En Afrique du Sud, pendant l'apartheid, des chemins sableux traversent le veld jusqu'à la rivière et les tombes, de routes poussiéreuses blanches et sèches mènent au pensionnat de jeunes filles dont l'une d'elle raconte l'histoire tragique. Dès les premières pages la tension dramatique du récit se ressent, « quelque chose » s'est passé. Tout ce blanc, le ciel, les cierges, les iris, la peau de la jeune fille étendue, tout ce blanc se fait brume obscure et menaçante.

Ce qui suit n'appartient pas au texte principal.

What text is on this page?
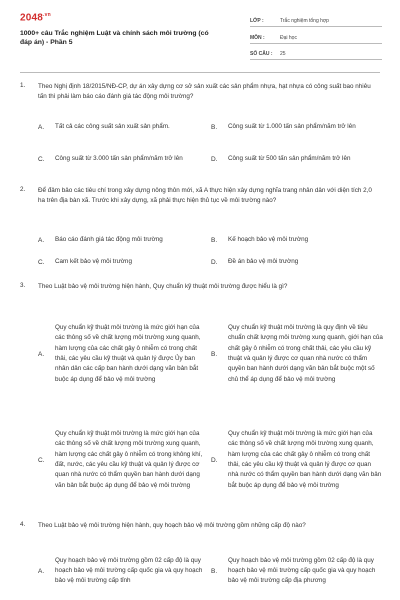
$2048^{.vn}$
1000+ câu Trắc nghiệm Luật và chính sách môi trường (có đáp án) - Phần 5
LỚP :	Trắc nghiệm tổng hợp
MÔN :	Đại học
SỐ CÂU :	25
1. Theo Nghị định 18/2015/NĐ-CP, dự án xây dựng cơ sở sản xuất các sản phẩm nhựa, hạt nhựa có công suất bao nhiêu tấn thì phải làm báo cáo đánh giá tác động môi trường?
A.	Tất cả các công suất sản xuất sản phẩm.	B.	Công suất từ 1.000 tấn sản phẩm/năm trở lên
C.	Công suất từ 3.000 tấn sản phẩm/năm trở lên	D.	Công suất từ 500 tấn sản phẩm/năm trở lên
2. Để đảm bảo các tiêu chí trong xây dựng nông thôn mới, xã A thực hiện xây dựng nghĩa trang nhân dân với diện tích 2,0 ha trên địa bàn xã. Trước khi xây dựng, xã phải thực hiện thủ tục về môi trường nào?
A.	Báo cáo đánh giá tác động môi trường	B.	Kế hoạch bảo vệ môi trường
C.	Cam kết bảo vệ môi trường	D.	Đề án bảo vệ môi trường
3. Theo Luật bảo vệ môi trường hiện hành, Quy chuẩn kỹ thuật môi trường được hiểu là gì?
A.
Quy chuẩn kỹ thuật môi trường là mức giới hạn của các thông số về chất lượng môi trường xung quanh, hàm lượng của các chất gây ô nhiễm có trong chất thải, các yêu cầu kỹ thuật và quản lý được Ủy ban nhân dân các cấp ban hành dưới dạng văn bản bắt buộc áp dụng để bảo vệ môi trường
B.
Quy chuẩn kỹ thuật môi trường là quy định về tiêu chuẩn chất lượng môi trường xung quanh, giới hạn của chất gây ô nhiễm có trong chất thải, các yêu cầu kỹ thuật và quản lý được cơ quan nhà nước có thẩm quyền ban hành dưới dạng văn bản bắt buộc một số chủ thể áp dụng để bảo vệ môi trường
C.
Quy chuẩn kỹ thuật môi trường là mức giới hạn của các thông số về chất lượng môi trường xung quanh, hàm lượng các chất gây ô nhiễm có trong không khí, đất, nước, các yêu cầu kỹ thuật và quản lý được cơ quan nhà nước có thẩm quyền ban hành dưới dạng văn bản bắt buộc áp dụng để bảo vệ môi trường
D.
Quy chuẩn kỹ thuật môi trường là mức giới hạn của các thông số về chất lượng môi trường xung quanh, hàm lượng của các chất gây ô nhiễm có trong chất thải, các yêu cầu kỹ thuật và quản lý được cơ quan nhà nước có thẩm quyền ban hành dưới dạng văn bản bắt buộc áp dụng để bảo vệ môi trường
4. Theo Luật bảo vệ môi trường hiện hành, quy hoạch bảo vệ môi trường gồm những cấp độ nào?
A.
Quy hoạch bảo vệ môi trường gồm 02 cấp độ là quy hoạch bảo vệ môi trường cấp quốc gia và quy hoạch bảo vệ môi trường cấp tỉnh
B.
Quy hoạch bảo vệ môi trường gồm 02 cấp độ là quy hoạch bảo vệ môi trường cấp quốc gia và quy hoạch bảo vệ môi trường cấp địa phương
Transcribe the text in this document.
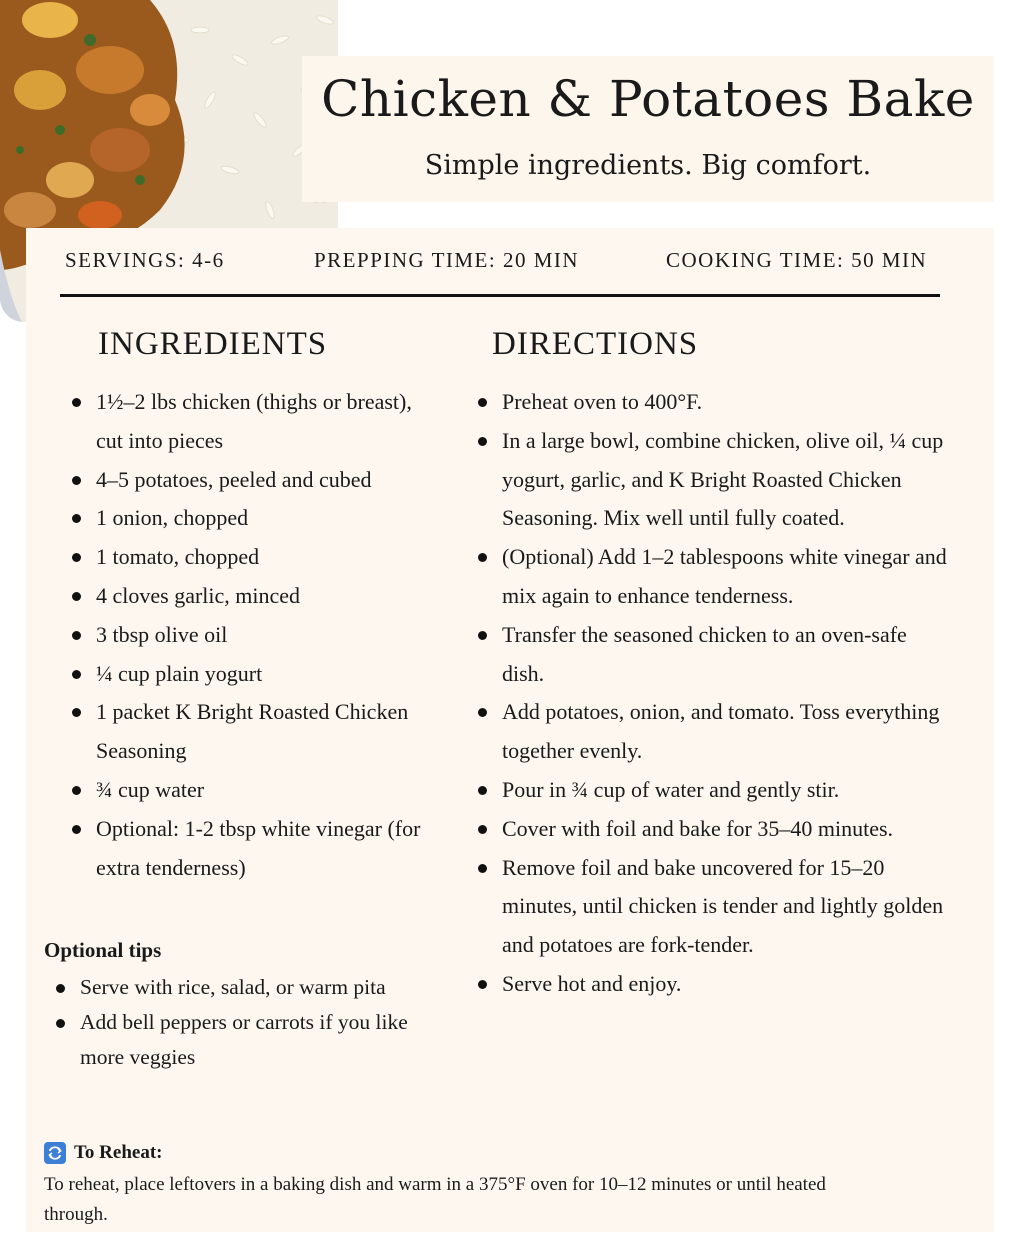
Chicken & Potatoes Bake
Simple ingredients. Big comfort.
SERVINGS: 4-6	PREPPING TIME: 20 MIN	COOKING TIME: 50 MIN
INGREDIENTS	DIRECTIONS
1½–2 lbs chicken (thighs or breast), cut into pieces
4–5 potatoes, peeled and cubed
1 onion, chopped
1 tomato, chopped
4 cloves garlic, minced
3 tbsp olive oil
¼ cup plain yogurt
1 packet K Bright Roasted Chicken Seasoning
¾ cup water
Optional: 1-2 tbsp white vinegar (for extra tenderness)
Preheat oven to 400°F.
In a large bowl, combine chicken, olive oil, ¼ cup yogurt, garlic, and K Bright Roasted Chicken Seasoning. Mix well until fully coated.
(Optional) Add 1–2 tablespoons white vinegar and mix again to enhance tenderness.
Transfer the seasoned chicken to an oven-safe dish.
Add potatoes, onion, and tomato. Toss everything together evenly.
Pour in ¾ cup of water and gently stir.
Cover with foil and bake for 35–40 minutes.
Remove foil and bake uncovered for 15–20 minutes, until chicken is tender and lightly golden and potatoes are fork-tender.
Serve hot and enjoy.
Optional tips
Serve with rice, salad, or warm pita
Add bell peppers or carrots if you like more veggies
To Reheat:
To reheat, place leftovers in a baking dish and warm in a 375°F oven for 10–12 minutes or until heated through.
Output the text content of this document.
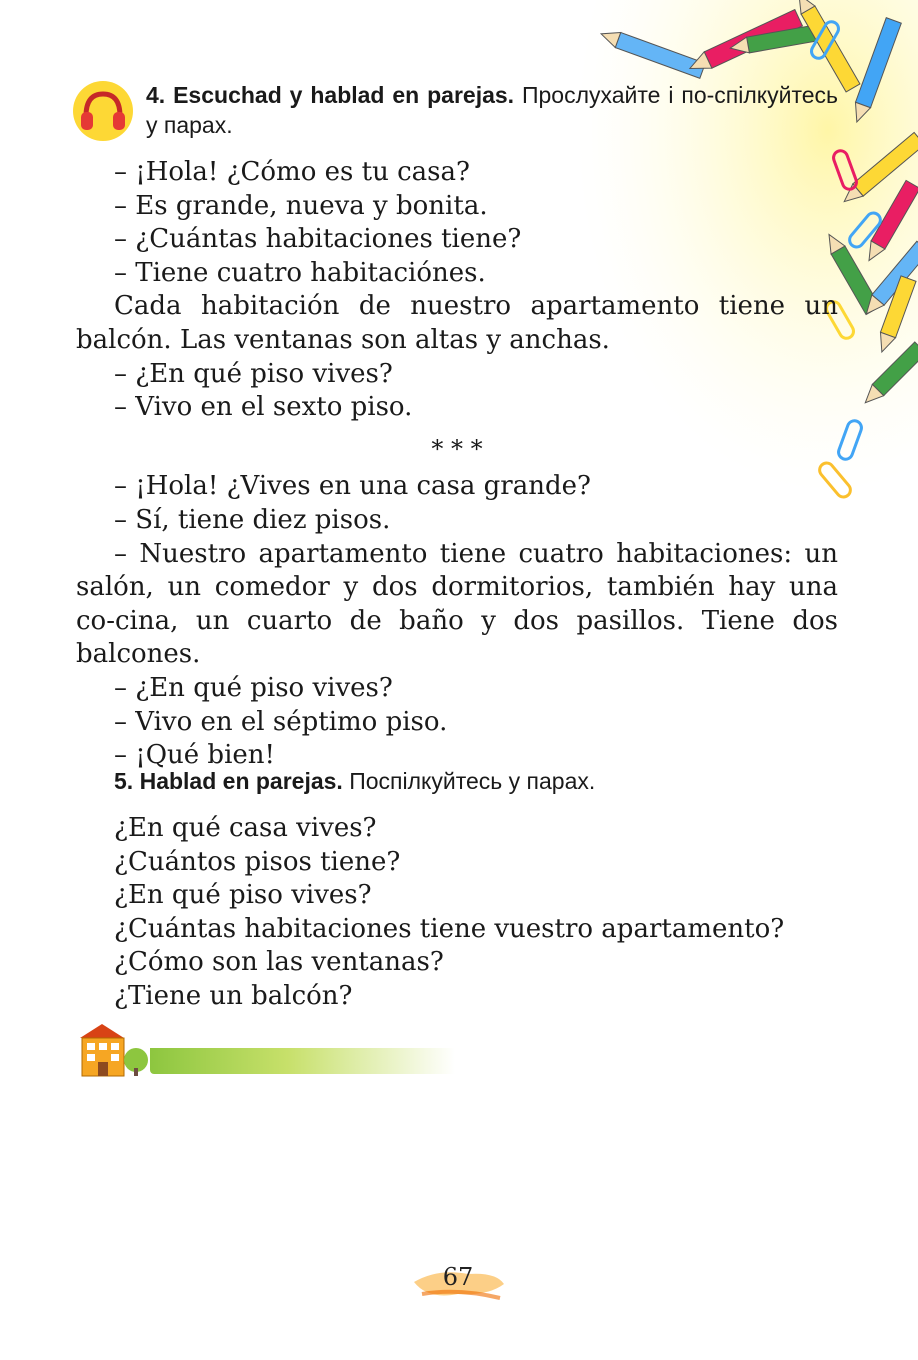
4. Escuchad y hablad en parejas. Прослухайте і по-спілкуйтесь у парах.
– ¡Hola! ¿Cómo es tu casa?
– Es grande, nueva y bonita.
– ¿Cuántas habitaciones tiene?
– Tiene cuatro habitaciónes.
Cada habitación de nuestro apartamento tiene un balcón. Las ventanas son altas y anchas.
– ¿En qué piso vives?
– Vivo en el sexto piso.
* * *
– ¡Hola! ¿Vives en una casa grande?
– Sí, tiene diez pisos.
– Nuestro apartamento tiene cuatro habitaciones: un salón, un comedor y dos dormitorios, también hay una co-cina, un cuarto de baño y dos pasillos. Tiene dos balcones.
– ¿En qué piso vives?
– Vivo en el séptimo piso.
– ¡Qué bien!
5. Hablad en parejas. Поспілкуйтесь у парах.
¿En qué casa vives?
¿Cuántos pisos tiene?
¿En qué piso vives?
¿Cuántas habitaciones tiene vuestro apartamento?
¿Cómo son las ventanas?
¿Tiene un balcón?
67
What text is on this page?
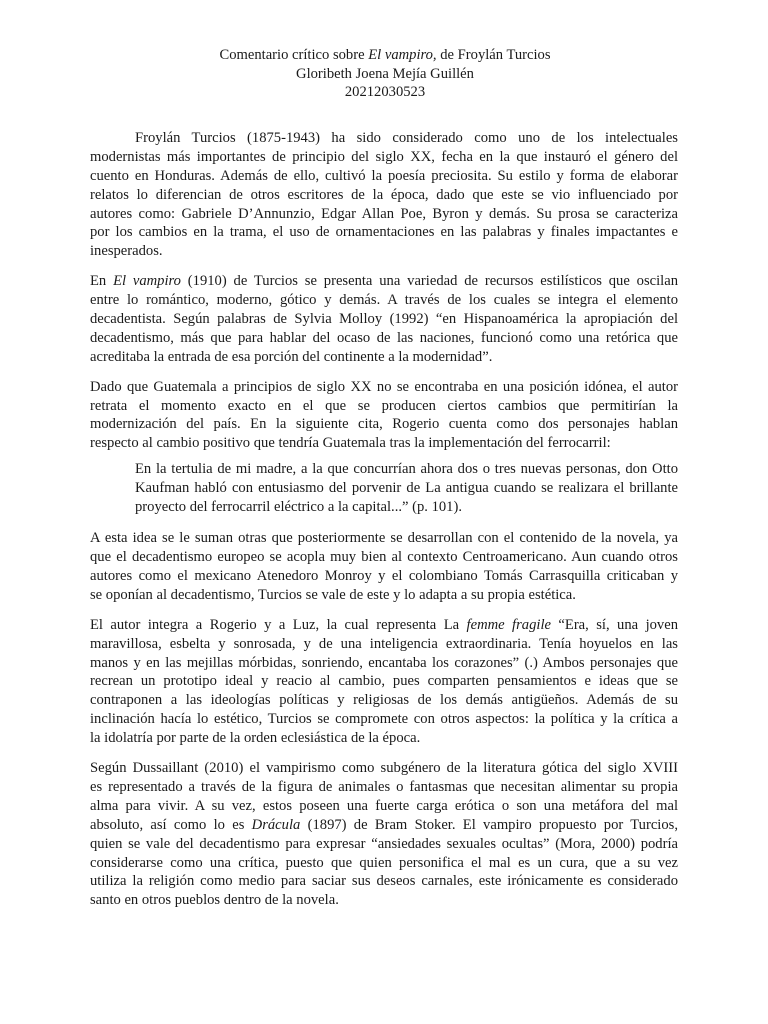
Comentario crítico sobre El vampiro, de Froylán Turcios
Gloribeth Joena Mejía Guillén
20212030523
Froylán Turcios (1875-1943) ha sido considerado como uno de los intelectuales
modernistas más importantes de principio del siglo XX, fecha en la que instauró el género del
cuento en Honduras. Además de ello, cultivó la poesía preciosita. Su estilo y forma de elaborar
relatos lo diferencian de otros escritores de la época, dado que este se vio influenciado por
autores como: Gabriele D’Annunzio, Edgar Allan Poe, Byron y demás. Su prosa se caracteriza
por los cambios en la trama, el uso de ornamentaciones en las palabras y finales impactantes e
inesperados.
En El vampiro (1910) de Turcios se presenta una variedad de recursos estilísticos que oscilan
entre lo romántico, moderno, gótico y demás. A través de los cuales se integra el elemento
decadentista. Según palabras de Sylvia Molloy (1992) “en Hispanoamérica la apropiación del
decadentismo, más que para hablar del ocaso de las naciones, funcionó como una retórica que
acreditaba la entrada de esa porción del continente a la modernidad”.
Dado que Guatemala a principios de siglo XX no se encontraba en una posición idónea, el autor
retrata el momento exacto en el que se producen ciertos cambios que permitirían la
modernización del país. En la siguiente cita, Rogerio cuenta como dos personajes hablan
respecto al cambio positivo que tendría Guatemala tras la implementación del ferrocarril:
En la tertulia de mi madre, a la que concurrían ahora dos o tres nuevas personas, don Otto
Kaufman habló con entusiasmo del porvenir de La antigua cuando se realizara el brillante
proyecto del ferrocarril eléctrico a la capital...” (p. 101).
A esta idea se le suman otras que posteriormente se desarrollan con el contenido de la novela, ya
que el decadentismo europeo se acopla muy bien al contexto Centroamericano. Aun cuando otros
autores como el mexicano Atenedoro Monroy y el colombiano Tomás Carrasquilla criticaban y
se oponían al decadentismo, Turcios se vale de este y lo adapta a su propia estética.
El autor integra a Rogerio y a Luz, la cual representa La femme fragile “Era, sí, una joven
maravillosa, esbelta y sonrosada, y de una inteligencia extraordinaria. Tenía hoyuelos en las
manos y en las mejillas mórbidas, sonriendo, encantaba los corazones” (.) Ambos personajes que
recrean un prototipo ideal y reacio al cambio, pues comparten pensamientos e ideas que se
contraponen a las ideologías políticas y religiosas de los demás antigüeños. Además de su
inclinación hacía lo estético, Turcios se compromete con otros aspectos: la política y la crítica a
la idolatría por parte de la orden eclesiástica de la época.
Según Dussaillant (2010) el vampirismo como subgénero de la literatura gótica del siglo XVIII
es representado a través de la figura de animales o fantasmas que necesitan alimentar su propia
alma para vivir. A su vez, estos poseen una fuerte carga erótica o son una metáfora del mal
absoluto, así como lo es Drácula (1897) de Bram Stoker. El vampiro propuesto por Turcios,
quien se vale del decadentismo para expresar “ansiedades sexuales ocultas” (Mora, 2000) podría
considerarse como una crítica, puesto que quien personifica el mal es un cura, que a su vez
utiliza la religión como medio para saciar sus deseos carnales, este irónicamente es considerado
santo en otros pueblos dentro de la novela.
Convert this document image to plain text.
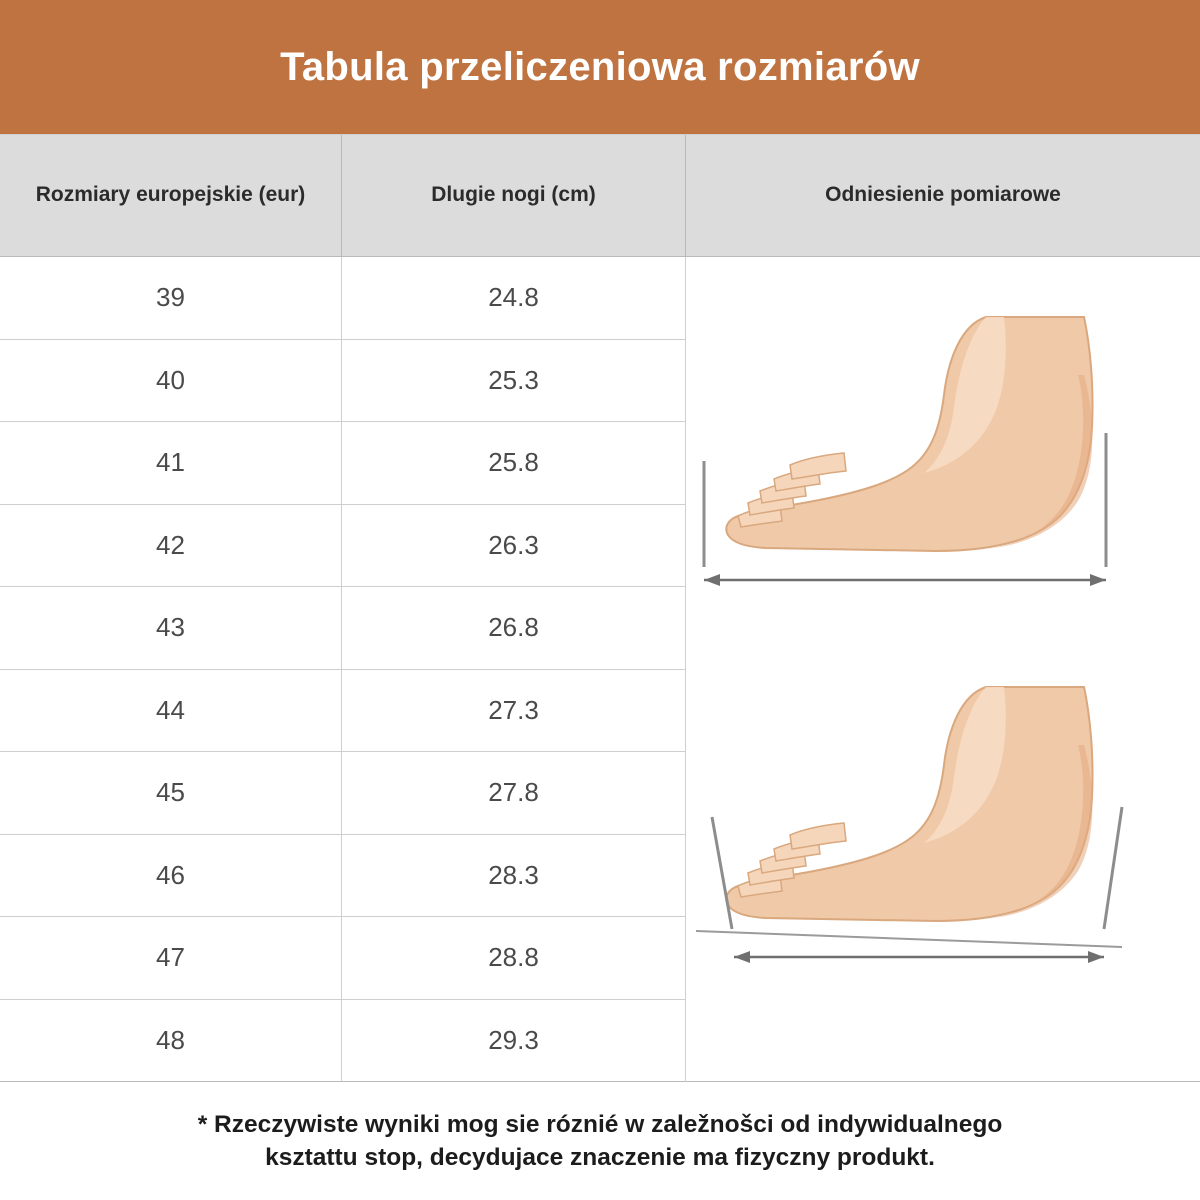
Tabula przeliczeniowa rozmiarów
Rozmiary europejskie (eur)	Dlugie nogi (cm)	Odniesienie pomiarowe
39	24.8
40	25.3
41	25.8
42	26.3
43	26.8
44	27.3
45	27.8
46	28.3
47	28.8
48	29.3
* Rzeczywiste wyniki mog sie róznié w zaležnošci od indywidualnego
ksztattu stop, decydujace znaczenie ma fizyczny produkt.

Que de fleurs, que de verts ensuite, quelle richesse végétale, frangipaniers, jacarandas, bibaciers, pergola couverte de glycines, chèvrefeuille, jasmins, tritomas rouges, eucalyptus bleus, dahlias sombres... Douze jeunes filles vivaient sereinement et avec bonheur dans cette école, tenues par des demoiselles vieilles filles, dont la merveilleuse et adulée Mlle G, la professeure de natation. Des dizaines d'années plus tard, éprouvées par la vie, elles s'y retrouvent et le souvenir de la treizième resurgit.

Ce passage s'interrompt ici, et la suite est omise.